Par un jugement n° 2310442 du 12 juin 2024, le tribunal a rejeté sa demande.
Procédure devant la cour
Par une requête, enregistrée le 1er octobre 2024, M. B…, représenté par Me Fréry, demande à la cour :
1°) d’annuler ce jugement ;
2°) d’annuler l’arrêté de la préfète du Rhône du 13 novembre 2023 ;
3°) d’enjoindre à la préfète du Rhône de le convoquer devant la commission du titre de séjour et de réexaminer sa situation, dans un délai de quinze jours à compter de la notification de l’arrêt à intervenir, après remise d’une autorisation provisoire de séjour l’autorisant à travailler ;
4°) de mettre à la charge de l’Etat une somme de 1 200 euros à verser à son conseil au titre de l’article L. 761-1 du code de justice administrative et de l’article 37 de la loi du 10 juillet 1991.
Il soutient que :
- le refus de titre de séjour a été pris à l’issue d’une procédure irrégulière dès lors que la commission du titre de séjour n’a pas été consultée ;
- il méconnaît les articles L. 412-2 et L. 412-13 du code de l’entrée et du séjour des étrangers et du droit d’asile, dès lors qu’il pouvait être exempté de l’obligation de présenter un visa de long séjour ;
- il méconnaît l’article L. 435-1 du code de l’entrée et du séjour des étrangers et du droit d’asile ;
- la préfète s’est estimée à tort liée par le défaut de visa de long séjour ;
- il méconnaît l’article 8 de la convention européenne de sauvegarde des droits de l’homme et des libertés fondamentales ;
- l’obligation de quitter le territoire français est illégale par voie de conséquence de l’illégalité du refus de séjour ;
- elle méconnaît l’article 8 de la convention européenne de sauvegarde des droits de l’homme et des libertés fondamentales ;
- elle est entachée d’erreur manifeste d’appréciation ;
- la décision fixant le départ volontaire et celle fixant le pays de destination sont illégales par voie de conséquence de l’illégalité du refus de séjour et de l’obligation de quitter le territoire français.
M. B… a obtenu l’aide juridictionnelle totale par une décision du bureau d’aide juridictionnelle du 28 août 2024.
Vu les autres pièces du dossier.
Vu :
- la convention européenne de sauvegarde des droits de l’homme et des libertés fondamentales ;
- l’accord entre le Gouvernement de la République française et le Gouvernement du royaume du Maroc en matière de séjour et d’emploi du 9 octobre 1987 ;
- le code de l’entrée et du séjour des étrangers et du droit d’asile ;
- la loi n° 91-647 du 10 juillet 1991 ;
- le code de justice administrative.
Le président de la formation de jugement a dispensé la rapporteure publique, sur sa proposition, de prononcer des conclusions à l’audience.
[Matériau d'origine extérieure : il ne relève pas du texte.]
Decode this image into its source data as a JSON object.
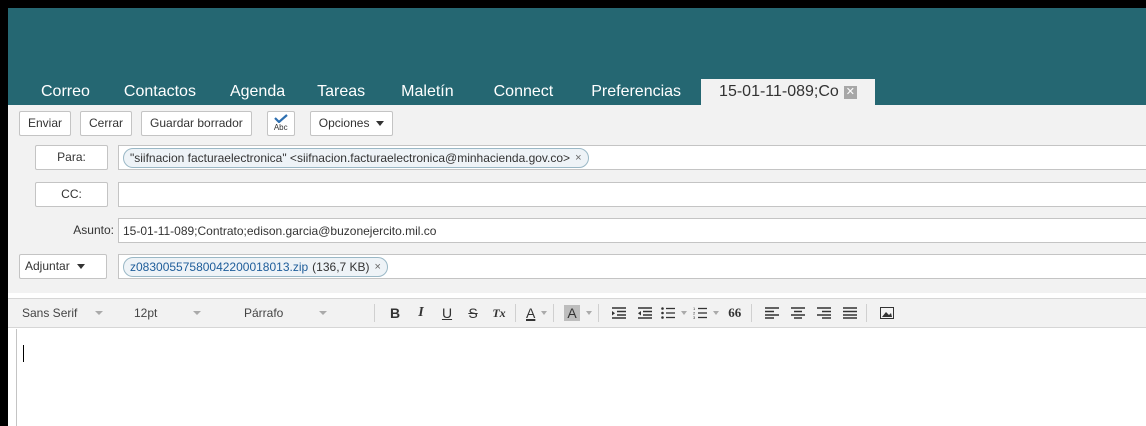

Les parties ayant été régulièrement averties du jour de l’audience.
Le rapport de Mme Evrard, présidente-assesseure, a été entendu au cours de l’audience publique.
Considérant ce qui suit :
M. B…, ressortissant marocain né le 11 août 1992, est entré en France le 24 juillet 2012, sous couvert d’un visa de long séjour, afin de poursuivre des études sur le territoire, et a bénéficié de titres de séjour en qualité d’étudiant, régulièrement renouvelés jusqu’au 4 novembre 2017. Le 7 août 2023, il a sollicité le renouvellement de son titre de séjour en qualité d’étudiant ainsi que son admission exceptionnelle au séjour. Par un arrêté du 13 novembre 2023, la préfète du Rhône a rejeté sa demande, l’a obligé à quitter le territoire français dans un délai de trente jours et a fixé le pays de destination de cette mesure d’éloignement. M. B… relève appel du jugement du 12 juin 2024 par lequel le tribunal administratif de Lyon a rejeté sa demande tendant à l’annulation de cet arrêté.
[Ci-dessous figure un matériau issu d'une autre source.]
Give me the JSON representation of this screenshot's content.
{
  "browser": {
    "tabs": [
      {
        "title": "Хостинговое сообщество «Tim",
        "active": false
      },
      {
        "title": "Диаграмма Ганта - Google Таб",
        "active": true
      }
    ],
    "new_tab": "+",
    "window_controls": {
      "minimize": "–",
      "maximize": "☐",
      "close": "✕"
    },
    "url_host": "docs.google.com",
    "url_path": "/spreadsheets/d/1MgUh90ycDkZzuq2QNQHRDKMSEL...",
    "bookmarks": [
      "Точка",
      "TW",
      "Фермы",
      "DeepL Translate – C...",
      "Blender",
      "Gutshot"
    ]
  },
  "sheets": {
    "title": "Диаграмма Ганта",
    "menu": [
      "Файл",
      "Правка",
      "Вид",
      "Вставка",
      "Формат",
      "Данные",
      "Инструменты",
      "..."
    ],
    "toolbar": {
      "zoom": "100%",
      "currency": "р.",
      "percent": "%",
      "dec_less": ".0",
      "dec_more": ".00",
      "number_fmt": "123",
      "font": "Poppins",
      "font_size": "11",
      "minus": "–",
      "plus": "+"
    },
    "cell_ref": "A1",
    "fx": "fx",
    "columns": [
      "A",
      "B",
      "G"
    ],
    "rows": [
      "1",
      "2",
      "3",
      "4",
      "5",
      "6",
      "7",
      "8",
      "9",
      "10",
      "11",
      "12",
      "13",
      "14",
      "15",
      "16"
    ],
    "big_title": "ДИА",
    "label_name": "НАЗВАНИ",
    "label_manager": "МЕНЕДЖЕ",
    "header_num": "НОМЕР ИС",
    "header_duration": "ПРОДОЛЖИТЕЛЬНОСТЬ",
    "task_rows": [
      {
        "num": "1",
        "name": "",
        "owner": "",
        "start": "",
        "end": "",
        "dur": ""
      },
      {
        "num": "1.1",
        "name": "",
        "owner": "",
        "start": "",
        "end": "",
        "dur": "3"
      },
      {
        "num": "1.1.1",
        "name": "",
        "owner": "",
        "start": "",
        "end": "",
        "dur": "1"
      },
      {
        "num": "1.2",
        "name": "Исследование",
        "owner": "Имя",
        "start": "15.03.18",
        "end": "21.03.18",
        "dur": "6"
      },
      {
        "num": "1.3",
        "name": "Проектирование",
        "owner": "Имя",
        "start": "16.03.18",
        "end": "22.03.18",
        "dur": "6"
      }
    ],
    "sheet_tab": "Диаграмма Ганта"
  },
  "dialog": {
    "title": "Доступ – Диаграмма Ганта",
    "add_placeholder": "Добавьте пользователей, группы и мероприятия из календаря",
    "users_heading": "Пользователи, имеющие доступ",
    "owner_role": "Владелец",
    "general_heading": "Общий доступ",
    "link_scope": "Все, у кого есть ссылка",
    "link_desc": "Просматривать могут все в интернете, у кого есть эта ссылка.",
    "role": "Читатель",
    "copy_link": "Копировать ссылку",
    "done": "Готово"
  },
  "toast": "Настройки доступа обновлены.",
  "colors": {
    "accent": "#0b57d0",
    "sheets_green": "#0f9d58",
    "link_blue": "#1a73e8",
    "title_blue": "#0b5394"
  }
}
Sur les conclusions à fin d’annulation :
En premier lieu, il ne ressort ni des pièces du dossier, ni des termes de l’arrêté en litige, que la préfète du Rhône se serait estimée à tort liée par l’absence de présentation d’un visa de long séjour par M. B… pour refuser de l’admettre au séjour.
En deuxième lieu, d’une part, aux termes de l’article 9 de l’accord franco-marocain du 9 octobre 1987 : « Les dispositions du présent Accord ne font pas obstacle à l’application de la législation des deux États sur le séjour des étrangers sur tous les points non traités par l’Accord (…) ».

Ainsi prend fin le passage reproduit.